A key government witness in the trial of four men accused of operating a "sleeper" terrorist cell pleaded guilty Thursday to 10 federal charges of fraud and misuse of a visa, clearing the way for him to testify.

Youssef Hmimssa, 32, could testify next week in the trial that began late last month against four North African men accused of conspiring to provide material support or resources to terrorists. The trial is the first in the United States for an alleged terror cell detected following the Sept. 11 attacks.

The government claims the four defendants attempted to recruit Hmimssa and wanted him to make false documents to get people into the country illegally. Defense lawyers in the terrorism case say Hmimssa is a liar who is trying save himself.

Charges against Hmimssa and the others stem from a raid on a Detroit apartment six days after the Sept. 11, 2001 attacks.

Prosecutors say the raid turned up a day planner that detailed planned attacks on an American air base in Turkey and a hospital in Jordan, as well as a videotape of U.S. landmarks including Disneyland and Las Vegas' MGM Grand Hotel and Casino. Authorities also found fake IDs and documents, including some with Hmimssa's photo.
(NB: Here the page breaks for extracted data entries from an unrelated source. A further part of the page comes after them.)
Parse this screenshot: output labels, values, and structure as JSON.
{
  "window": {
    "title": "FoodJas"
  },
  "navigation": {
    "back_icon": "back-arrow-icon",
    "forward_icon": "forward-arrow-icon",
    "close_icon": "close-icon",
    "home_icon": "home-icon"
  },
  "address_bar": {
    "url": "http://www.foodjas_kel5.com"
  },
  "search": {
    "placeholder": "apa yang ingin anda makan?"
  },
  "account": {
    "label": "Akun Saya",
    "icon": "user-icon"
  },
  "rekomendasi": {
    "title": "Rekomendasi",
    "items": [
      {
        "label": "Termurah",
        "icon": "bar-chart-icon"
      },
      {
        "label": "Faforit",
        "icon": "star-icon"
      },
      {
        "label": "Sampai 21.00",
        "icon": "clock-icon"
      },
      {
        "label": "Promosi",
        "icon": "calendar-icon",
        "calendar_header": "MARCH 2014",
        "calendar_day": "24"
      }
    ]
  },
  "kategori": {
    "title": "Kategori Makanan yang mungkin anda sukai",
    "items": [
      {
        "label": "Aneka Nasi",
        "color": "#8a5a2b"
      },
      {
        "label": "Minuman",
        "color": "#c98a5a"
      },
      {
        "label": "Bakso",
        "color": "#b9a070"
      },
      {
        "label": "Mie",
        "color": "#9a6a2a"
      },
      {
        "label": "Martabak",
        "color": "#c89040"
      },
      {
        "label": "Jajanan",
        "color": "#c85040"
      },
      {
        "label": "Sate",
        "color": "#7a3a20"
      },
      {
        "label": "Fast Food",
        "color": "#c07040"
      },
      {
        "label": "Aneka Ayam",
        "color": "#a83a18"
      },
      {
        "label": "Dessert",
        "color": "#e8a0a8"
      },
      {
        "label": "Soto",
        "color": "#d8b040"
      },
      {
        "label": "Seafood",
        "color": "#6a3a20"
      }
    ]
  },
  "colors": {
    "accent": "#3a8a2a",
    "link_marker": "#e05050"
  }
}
Defense lawyers have said the tape is an innocuous travel video and that the planner belonged to someone else.

Three of the conspiracy defendants -- Karim Koubriti, 24, Ahmed Hannan, 34, and Farouk Ali-Haimoud, 22 -- were arrested in Detroit at the time of the raid. Hmimssa was arrested later that month in Iowa, and the alleged handler of the cell, Abdel-Ilah Elmardoudi, 37, was arrested in November 2002 in North Carolina.

All of the men are from Morocco except Ali-Haimoud, an Algerian.

Hmimssa used several aliases and faced a variety of federal charges in Michigan, Illinois and Iowa, including fraud, misuse of visas, credit card fraud and conspiracy to obtain Social Security numbers.

Under federal sentencing guidelines, Hmimssa, 32, faces a prison term of between three and four years, after which he probably will be deported to Morocco.